I can get pretty distracted when I'm getting ready to bake. This is how these hand pies were developed:
I'm gonna bake! What should I bake? Something with apples, it's fall. But it's 90 degrees so straight up apple is weird. Maybe berries? What kind of berries? I wish strawberries were in season I want strawberry shortcake. Blackberries? Blackberry apple pie. With lattice crust! No, with crumb topping! Wait, what if I made individual cupcake-sized pies? with crumb topping? No, with little hearts on top! Wait, what if I made hand pies? Wait, what if I made a "pie" with sugar cookie dough? Oh man. Do I have time to do all 5 of these? No...ok, call Katie.

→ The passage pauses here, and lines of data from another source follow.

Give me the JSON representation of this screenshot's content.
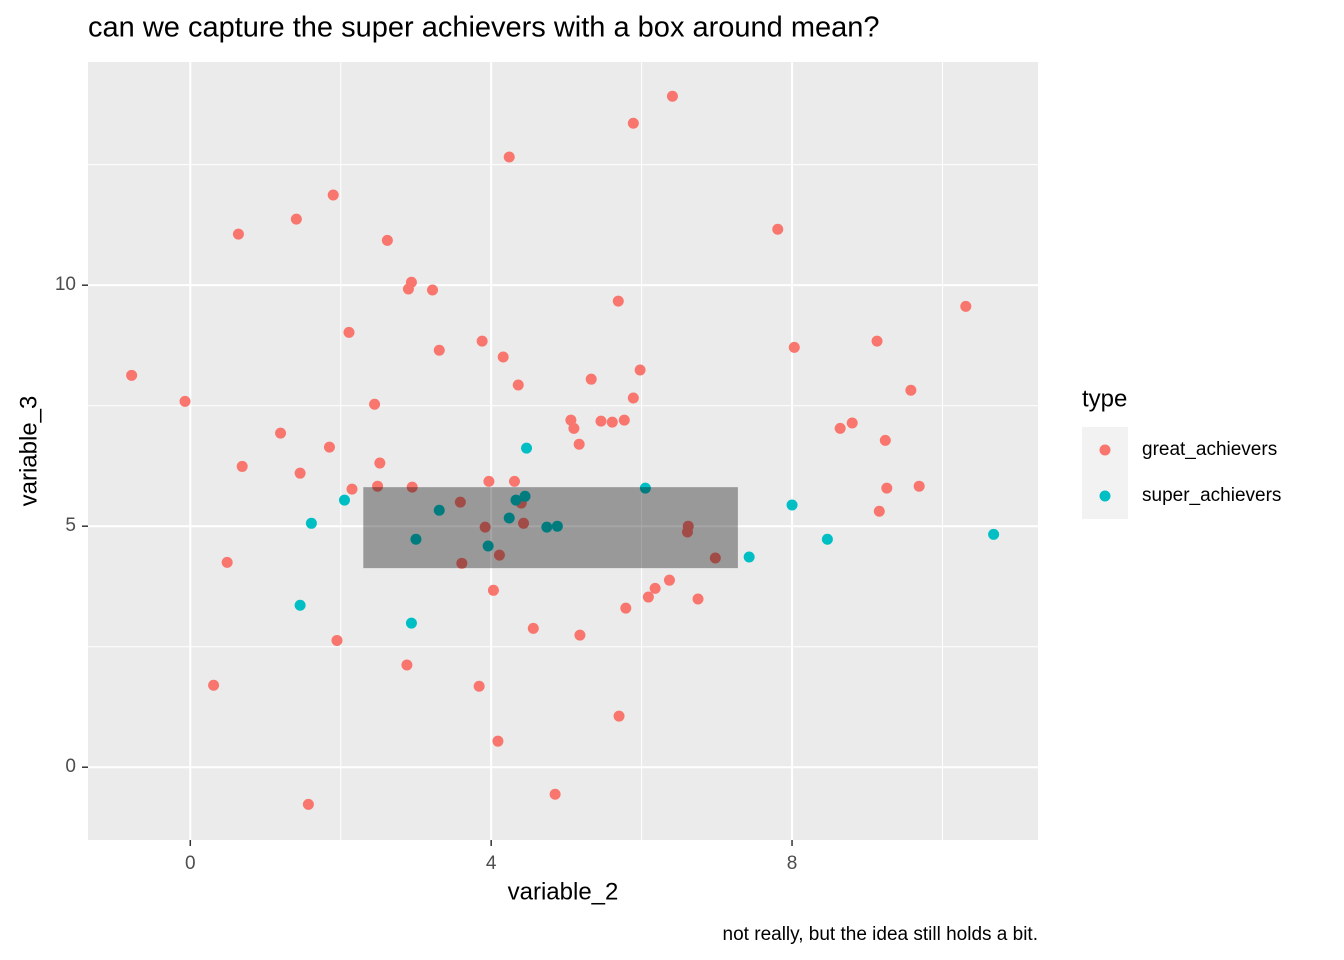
{
  "chart_data": {
    "type": "scatter",
    "title": "can we capture the super achievers with a box around mean?",
    "x_label": "variable_2",
    "y_label": "variable_3",
    "caption": "not really, but the idea still holds a bit.",
    "legend_title": "type",
    "xlim": [
      -1.36,
      11.27
    ],
    "ylim": [
      -1.51,
      14.63
    ],
    "xticks": [
      0,
      4,
      8
    ],
    "yticks": [
      0,
      5,
      10
    ],
    "grid": true,
    "series": [
      {
        "name": "great_achievers",
        "color": "#F8766D",
        "x": [
          -0.78,
          -0.07,
          0.64,
          1.41,
          1.9,
          2.62,
          2.94,
          2.9,
          3.22,
          2.11,
          3.31,
          3.88,
          4.16,
          4.36,
          2.45,
          1.2,
          1.85,
          0.69,
          2.52,
          1.46,
          2.49,
          2.15,
          2.95,
          3.59,
          3.97,
          4.31,
          4.4,
          3.92,
          4.43,
          3.61,
          4.11,
          0.49,
          4.03,
          4.56,
          5.18,
          1.95,
          2.88,
          0.31,
          3.84,
          5.7,
          4.09,
          1.57,
          4.85,
          6.41,
          5.89,
          4.24,
          7.81,
          5.69,
          5.33,
          5.98,
          5.89,
          5.06,
          5.1,
          5.17,
          5.46,
          5.61,
          5.77,
          6.62,
          6.61,
          6.98,
          6.37,
          6.18,
          6.09,
          5.79,
          6.75,
          8.03,
          8.64,
          8.8,
          9.13,
          9.24,
          9.58,
          10.31,
          9.69,
          9.26,
          9.16
        ],
        "values": [
          8.13,
          7.59,
          11.06,
          11.37,
          11.87,
          10.93,
          10.06,
          9.92,
          9.9,
          9.02,
          8.65,
          8.84,
          8.51,
          7.93,
          7.53,
          6.93,
          6.64,
          6.24,
          6.31,
          6.1,
          5.83,
          5.77,
          5.81,
          5.5,
          5.93,
          5.93,
          5.48,
          4.98,
          5.06,
          4.23,
          4.4,
          4.25,
          3.67,
          2.88,
          2.74,
          2.63,
          2.12,
          1.7,
          1.68,
          1.06,
          0.54,
          -0.77,
          -0.56,
          13.92,
          13.36,
          12.66,
          11.16,
          9.67,
          8.05,
          8.24,
          7.66,
          7.2,
          7.03,
          6.7,
          7.18,
          7.16,
          7.2,
          5.0,
          4.88,
          4.34,
          3.88,
          3.71,
          3.53,
          3.3,
          3.49,
          8.71,
          7.03,
          7.14,
          8.84,
          6.78,
          7.82,
          9.56,
          5.83,
          5.79,
          5.31
        ]
      },
      {
        "name": "super_achievers",
        "color": "#00BFC4",
        "x": [
          4.47,
          2.05,
          1.61,
          3.31,
          3.0,
          3.96,
          4.24,
          4.33,
          4.45,
          4.74,
          4.88,
          6.05,
          7.43,
          8.0,
          8.47,
          10.68,
          1.46,
          2.94
        ],
        "values": [
          6.62,
          5.54,
          5.06,
          5.33,
          4.73,
          4.59,
          5.17,
          5.54,
          5.62,
          4.98,
          5.0,
          5.79,
          4.36,
          5.44,
          4.73,
          4.83,
          3.36,
          2.99
        ]
      }
    ],
    "box": {
      "xmin": 2.3,
      "xmax": 7.28,
      "ymin": 4.13,
      "ymax": 5.81,
      "color": "#000000",
      "opacity": 0.35
    }
  }
}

And so the hand pies were decided upon. Sometimes I need reigning in. (I'm totally going to do that sugar cookie dough thing soon, though, so keep your eyes peeled.)
These pies were awesome. They hit the spot, ushering in fall with some fresh honeycrisp apples, with a nod to our warm weather streak in the blackberries and lemon juice. They were also very cute, so that's a plus. I hope you enjoy them as much as I did!
Apple Blackberry Hand Pies
makes 4
1 batch pie crust
2 honeycrisp apples
2 pints blackberries
juice of 1 lemon
2/3 c sugar
1 egg
Preheat oven to 375 degrees. Peel, core, and chop apples. Combine apples and blackberries in a medium mixing bowl; if the berries are large, cut them in half. Stir in lemon juice and sugar; set aside. Beat the egg and set aside.
Bake pies on a baking sheet for 30-40 minutes or until crusts are golden brown. Let cool slightly before eating.